In general you write in French, but you have also published in the Creole language. What represents for you that which we call “Francophonie” (or the Francophonies)? Could you accord us a few remarks or observations on this dual inspiration in terms of language, particularly on the poetic level of writing?

I always feel a little uncomfortable about speaking about my relationship to writing by associating it with the Francophone space, or spaces. This discomfort comes from a certain common acceptance of the concept of “Francophonie,” which time has not managed to deliver from the perception of its being a sort of sub-department of France. Whence the eternal question: “Why do you write in French?” which constantly gets asked of Francophone writers born outside of France.

In fact, this question arises out of the relationship of the French themselves with their own identity, in the expression of which the language plays a quasi-exclusive role. Often, when the questioner is French, what he or she wants to hear in reply is a declaration of love for the French language, and hence for France itself, tantamount to a relationship close to fetishism which would exclude those with other languages. But for the writer, whether mono- or plurilingual, their first language, which for linguists is their instrument of communication, is first and foremost a tool of trade.

For my part, my relationship with writing does not limit me to the use of a single language. I write in French and in Creole. Both are part of my identity and allow me to state my vision of the world. I do not feel myself bound to the French language except insofar as it creates a synthesis within me.
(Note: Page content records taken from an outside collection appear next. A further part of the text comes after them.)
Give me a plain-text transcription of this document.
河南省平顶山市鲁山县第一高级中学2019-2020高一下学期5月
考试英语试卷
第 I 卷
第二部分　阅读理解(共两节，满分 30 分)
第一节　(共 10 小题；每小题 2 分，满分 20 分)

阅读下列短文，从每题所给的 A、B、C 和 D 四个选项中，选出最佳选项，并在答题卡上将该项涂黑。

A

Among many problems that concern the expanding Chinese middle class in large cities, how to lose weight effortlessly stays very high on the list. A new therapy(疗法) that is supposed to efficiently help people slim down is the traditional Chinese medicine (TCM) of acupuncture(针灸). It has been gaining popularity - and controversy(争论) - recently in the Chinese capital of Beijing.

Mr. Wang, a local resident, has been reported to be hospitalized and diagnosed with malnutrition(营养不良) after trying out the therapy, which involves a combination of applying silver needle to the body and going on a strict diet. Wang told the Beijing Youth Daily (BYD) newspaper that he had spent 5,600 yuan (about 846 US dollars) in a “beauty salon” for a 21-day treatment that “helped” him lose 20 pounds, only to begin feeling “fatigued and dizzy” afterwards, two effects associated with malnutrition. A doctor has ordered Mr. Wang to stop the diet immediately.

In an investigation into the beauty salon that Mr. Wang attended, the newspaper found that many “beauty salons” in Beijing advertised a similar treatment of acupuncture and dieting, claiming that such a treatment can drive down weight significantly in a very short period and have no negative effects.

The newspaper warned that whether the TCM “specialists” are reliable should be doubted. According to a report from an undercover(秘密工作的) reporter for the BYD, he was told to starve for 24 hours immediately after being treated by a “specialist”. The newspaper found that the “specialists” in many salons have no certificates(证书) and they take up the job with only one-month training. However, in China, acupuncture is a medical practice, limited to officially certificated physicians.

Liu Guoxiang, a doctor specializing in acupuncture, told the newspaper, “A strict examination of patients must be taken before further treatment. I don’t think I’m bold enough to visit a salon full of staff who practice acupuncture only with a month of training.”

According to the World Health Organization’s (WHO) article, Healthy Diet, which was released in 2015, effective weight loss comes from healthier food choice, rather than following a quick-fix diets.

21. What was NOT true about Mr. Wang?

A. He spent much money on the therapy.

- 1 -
A synthesis between the different places where I have lived, and which inhabit me still even when I have left them. A synthesis between the child that I was and the adult that I have become. Between the believer of yesterday, raised in the strict respect of the Sabbath, and the agnostic of today.

A synthesis also and especially between the languages with which I have lived and continue to live on a daily basis. My voice, at the beginning, was obliged to situate itself between the French of the books, and Creole. My education, then my “vagabondage,” have added Spanish, English, and especially Italian. Even some German, Portuguese, and Hebrew. For more than 25 years I have been living amid the use, and I have been writing amid the constant echo, of words that have come from all over. Thus, Spanish and Italian irrigate my writing in a way that is sometimes invisible but not less present for that.

It is between these languages and cultures which somewhere pervade me that I try to trace out my language and my writer's voice. In refusing all enclosure, whether linguistic or relating to my identity.

What does the triple heading of this special issue of Diogenes: “Pathways, Borders, and Cross-fertilization” evoke for you?

More than the spatial dimension, which is often restrictive in relation to identity, I deeply believe that man inhabits Time. Whence the concept of “time-land” developed in Le Crayon du bon dieu n’a pas de gomme in relation to the concept of the eponymous novel, before the impossibility for the narrator to rediscover a character who had marked his childhood. The impossibility, in effect, of re-inhabiting his childhood, that other self-land, as one might resettle in a country which one had left years before. And when you have been away for a long time, you often have the impression that everything, or almost everything, has changed with respect to that illo tempore which you have kept in your memory. I freely imagine human existence as a “vagabondage” in which, from birth to death, you cross borders, stopping here and there and going from one inn to another, those of the various time-lands which you visit for a shorter or longer duration until arriving at the final destination. And at these inns, you create little bastard offspring who are refractory to all idea of authenticity or purity. Because they belong to one time – one land – and to another.